Posing for a stock photo may be an easy way to earn some extra cash.

But your photo could end up alongside an article promoting things you would rather not be associated with – from bestiality to having a fetish for old, obese men.

Now models are sharing cautionary tales of how their seemingly innocent photos ended up in the wrong hands.

A Twitter thread went viral this week after two stock models discovered they were being linked to unexpected campaigns.

Marley Bennett was horrified to see his face being used as a warning to male smokers that their addictive habit could lead to impotence.

He tweeted: "With the benefit of hindsight, accepting this job was definitely a mistake."

His hilarious reaction sparked a response from Yair Kivaiko, who was surprised to see his photo on an article about bestiality.

He replied to Marley’s tweet with: "I hear ya. This is me."

The 36-year-old product manager told Sun Online: "It was just a photo I’d taken for fun with my parents’ dogs in their back yard about four or five years ago and I decided to sell it via an app online to make some extra cash.

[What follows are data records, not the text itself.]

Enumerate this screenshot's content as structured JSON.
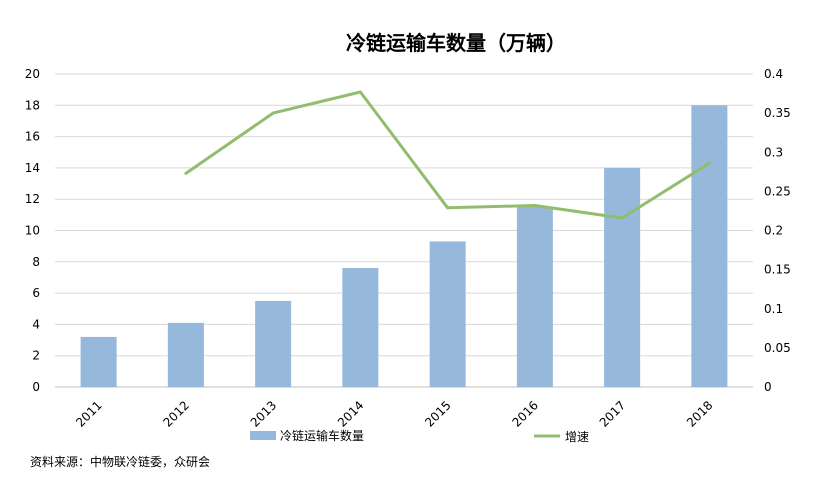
{
  "chart_data": {
    "type": "bar",
    "title": "冷链运输车数量（万辆）",
    "categories": [
      "2011",
      "2012",
      "2013",
      "2014",
      "2015",
      "2016",
      "2017",
      "2018"
    ],
    "series": [
      {
        "name": "冷链运输车数量",
        "type": "bar",
        "axis": "left",
        "color": "#95b8db",
        "values": [
          3.2,
          4.1,
          5.5,
          7.6,
          9.3,
          11.5,
          14.0,
          18.0
        ]
      },
      {
        "name": "增速",
        "type": "line",
        "axis": "right",
        "color": "#93bc6f",
        "values": [
          null,
          0.273,
          0.35,
          0.377,
          0.229,
          0.232,
          0.216,
          0.286
        ]
      }
    ],
    "y_left": {
      "ylim": [
        0,
        20
      ],
      "ticks": [
        "0",
        "2",
        "4",
        "6",
        "8",
        "10",
        "12",
        "14",
        "16",
        "18",
        "20"
      ]
    },
    "y_right": {
      "ylim": [
        0,
        0.4
      ],
      "ticks": [
        "0",
        "0.05",
        "0.1",
        "0.15",
        "0.2",
        "0.25",
        "0.3",
        "0.35",
        "0.4"
      ]
    },
    "grid": true,
    "legend": "bottom",
    "source": "资料来源：中物联冷链委，众研会"
  }
}
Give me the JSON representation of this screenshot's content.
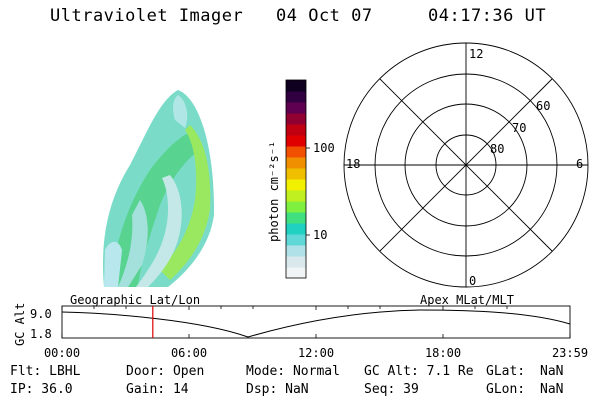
{
  "header": {
    "title": "Ultraviolet Imager",
    "date": "04 Oct 07",
    "time": "04:17:36 UT"
  },
  "colorbar": {
    "label": "photon cm⁻²s⁻¹",
    "ticks": [
      "100",
      "10"
    ],
    "colors": [
      "#f0f4f4",
      "#d8e8ec",
      "#b0e0e8",
      "#60d8d8",
      "#20d0c0",
      "#40e080",
      "#80f040",
      "#c0f020",
      "#f0f000",
      "#f0c000",
      "#f09000",
      "#f05000",
      "#e00000",
      "#c00010",
      "#900030",
      "#600050",
      "#300040",
      "#100020"
    ]
  },
  "polar": {
    "labels": {
      "top": "12",
      "bottom": "0",
      "left": "18",
      "right": "6"
    },
    "rings": [
      "60",
      "70",
      "80"
    ]
  },
  "timeline": {
    "ylabel": "GC Alt",
    "yticks": [
      "9.0",
      "1.8"
    ],
    "left_label": "Geographic Lat/Lon",
    "right_label": "Apex MLat/MLT",
    "xticks": [
      "00:00",
      "06:00",
      "12:00",
      "18:00",
      "23:59"
    ],
    "marker_color": "#e00000",
    "marker_hours": 4.29
  },
  "info": {
    "flt": "Flt: LBHL",
    "ip": "IP: 36.0",
    "door": "Door: Open",
    "gain": "Gain: 14",
    "mode": "Mode: Normal",
    "dsp": "Dsp:     NaN",
    "gcalt": "GC Alt: 7.1 Re",
    "seq": "Seq: 39",
    "glat_label": "GLat:",
    "glat_val": "NaN",
    "glon_label": "GLon:",
    "glon_val": "NaN"
  }
}
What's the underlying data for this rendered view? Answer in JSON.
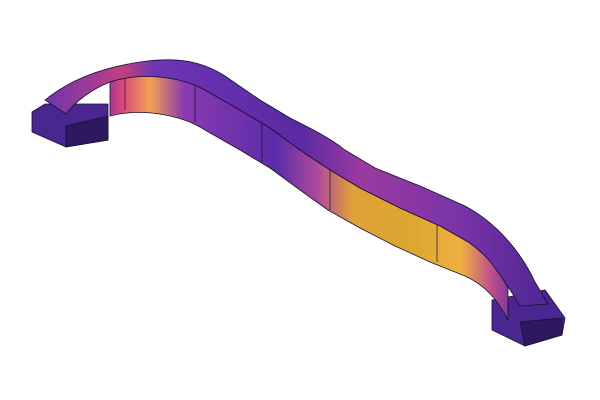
{
  "scene": {
    "subject": "bracket-part-render",
    "colormap": "plasma",
    "colors": {
      "background": "#ffffff",
      "top_face": "#6a34b4",
      "dark_face": "#3b1e7a",
      "low": "#5a2ca8",
      "mid_pink": "#d9457a",
      "mid_orange": "#f08a4a",
      "high": "#e0b030",
      "outline": "#1a0f2e"
    }
  }
}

"I was mortified when I saw it on an article about bestiality.

"It took me a really long time to tell my friends and family what had happened. I would never want to be recognised as "that guy" by people that had read the article."

However, Yair still does not regret selling the photo.

He added: "I love the picture and enjoy seeing it from time-to-time on other ads.

"I could have done without the bestiality story, but it was a minor website and luckily the article is no longer available online today so there’s no real harm done.

"I wasn’t sure how to react at first, but today I look at it as a funny turn of events and laugh about it."

Other people’s stock photos have also randomly turned up on expected articles.

Samantha Ovens’ modelling shots were originally taken for a campaign on cold and flu medication.

However, Samantha, who is gay, was out with her friends when she noticed her face had been used on an article in the Guardian’s anonymous sex cloumn.

The article was titled: "I fantasise about group sex with old, obese men."

The piece, written in first person, explained how a 31-year-old woman struggled with fantasies about being “passed around” by fat, ugly old men.

“The thing that really turns me on is the idea of having to lift their stomachs and search for their penises, which are always difficult to find and a bit on the soft side,” is just one of the graphic lines in the first paragraph which Samantha’s image was next to.

However, the successful model, who usually specialises in portraying mums on shoot, found the whole thing hilarious.

Samantha later told the Guardian: "I was with my partner’s mum [when I first saw it].

"I screeched with laughter and said: ‘Oh. You have to see this.’

“How can you take it seriously? There are bigger things in this life to get concerned about."

Anyone can upload a photo to a stock image database.

Some of the most popular ones include Getty, Shutterstock, Alamy and Adobe.

Models are usually paid a day rate for their photo shoot and then sign away all rights to the images to an agency.

The agency is then free to sell those images anywhere, with the model being unable to stop them being used.